Radio Boston spoke with several experts to explore the resources you need and answer your questions. They include:
- Rachel Heller, CEO of the Citizens’ Housing and Planning Association.
- Chris Norris, executive director of MetroHousing Boston, which helps administer rent assistance programs in the Boston area.
- Lisa Owens, executive director of City Life/Vida Urbana, a Boston housing advocacy group.
- Doug Quattrochi, executive director of MassLandlords.
For renters and homeowners
- MetroHousing Boston is providing eligible households with up to $4,000 of housing relief through the Residential Assistance for Families in Transition (RAFT) program. If you live outside the Boston area, visit masshousinginfo.org to find your local administering agency.
- City Life/Vida Urbana operates an emergency eviction and foreclosure hotline, in English and Spanish, at (617) 934-5006 and (617) 397-3773.
- City Life/Vida Urbana also has a template letter (in both English and Spanish) to send to your landlord or bank if you rent, if you have a mortgage, or if your ability to pay has been affected by the coronavirus.

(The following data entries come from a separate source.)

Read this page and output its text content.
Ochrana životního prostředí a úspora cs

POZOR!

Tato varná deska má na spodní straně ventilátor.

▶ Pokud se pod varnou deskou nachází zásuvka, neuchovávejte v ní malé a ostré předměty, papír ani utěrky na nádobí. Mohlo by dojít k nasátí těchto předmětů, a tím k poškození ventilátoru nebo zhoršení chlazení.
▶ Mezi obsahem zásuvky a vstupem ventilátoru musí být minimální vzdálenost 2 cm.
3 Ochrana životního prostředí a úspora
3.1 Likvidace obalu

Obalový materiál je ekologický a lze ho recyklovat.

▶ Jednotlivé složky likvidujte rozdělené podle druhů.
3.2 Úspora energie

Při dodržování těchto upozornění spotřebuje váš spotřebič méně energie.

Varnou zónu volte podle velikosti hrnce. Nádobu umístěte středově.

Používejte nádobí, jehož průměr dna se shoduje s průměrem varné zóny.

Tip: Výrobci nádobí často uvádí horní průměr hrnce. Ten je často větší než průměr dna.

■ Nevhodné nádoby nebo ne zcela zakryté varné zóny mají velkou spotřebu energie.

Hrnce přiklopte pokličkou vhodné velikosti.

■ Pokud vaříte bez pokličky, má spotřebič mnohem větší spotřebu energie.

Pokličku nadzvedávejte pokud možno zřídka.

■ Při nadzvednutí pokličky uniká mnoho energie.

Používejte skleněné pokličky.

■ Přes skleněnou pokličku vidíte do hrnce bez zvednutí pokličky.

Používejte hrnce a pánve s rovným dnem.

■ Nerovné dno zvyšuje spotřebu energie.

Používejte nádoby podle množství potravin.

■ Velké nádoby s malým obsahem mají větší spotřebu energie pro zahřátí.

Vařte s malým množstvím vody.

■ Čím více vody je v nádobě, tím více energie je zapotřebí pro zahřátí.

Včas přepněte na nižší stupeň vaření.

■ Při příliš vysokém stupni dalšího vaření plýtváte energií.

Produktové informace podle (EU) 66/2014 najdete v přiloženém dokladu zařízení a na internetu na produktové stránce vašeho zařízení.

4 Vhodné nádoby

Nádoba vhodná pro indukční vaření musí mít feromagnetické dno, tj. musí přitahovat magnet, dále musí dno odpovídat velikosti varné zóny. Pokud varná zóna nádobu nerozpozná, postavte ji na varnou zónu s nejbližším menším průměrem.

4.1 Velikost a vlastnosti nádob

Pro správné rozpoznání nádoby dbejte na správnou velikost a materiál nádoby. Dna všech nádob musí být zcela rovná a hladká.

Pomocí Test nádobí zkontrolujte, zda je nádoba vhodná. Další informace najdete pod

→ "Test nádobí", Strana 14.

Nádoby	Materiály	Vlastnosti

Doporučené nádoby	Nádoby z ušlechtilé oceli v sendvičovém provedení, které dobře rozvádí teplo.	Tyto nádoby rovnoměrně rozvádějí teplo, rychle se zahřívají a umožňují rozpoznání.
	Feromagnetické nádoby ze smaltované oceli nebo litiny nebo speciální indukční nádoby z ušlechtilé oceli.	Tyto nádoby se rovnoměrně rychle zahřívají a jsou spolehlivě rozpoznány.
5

- The new federal law, the Coronavirus Aid, Relief, and Economic Security (CARES) Act, puts in place a 120-day eviction moratorium on certain federally-backed properties. You can learn more here.
- Greater Boston Legal Aid provides a help sheet (in both English and Spanish) for tenants facing eviction. Housing court is currently closed except for emergency cases until May 4.
- If you need legal representation in an eviction dispute, Mass Legal Services has a useful tool to help find legal aid in your area.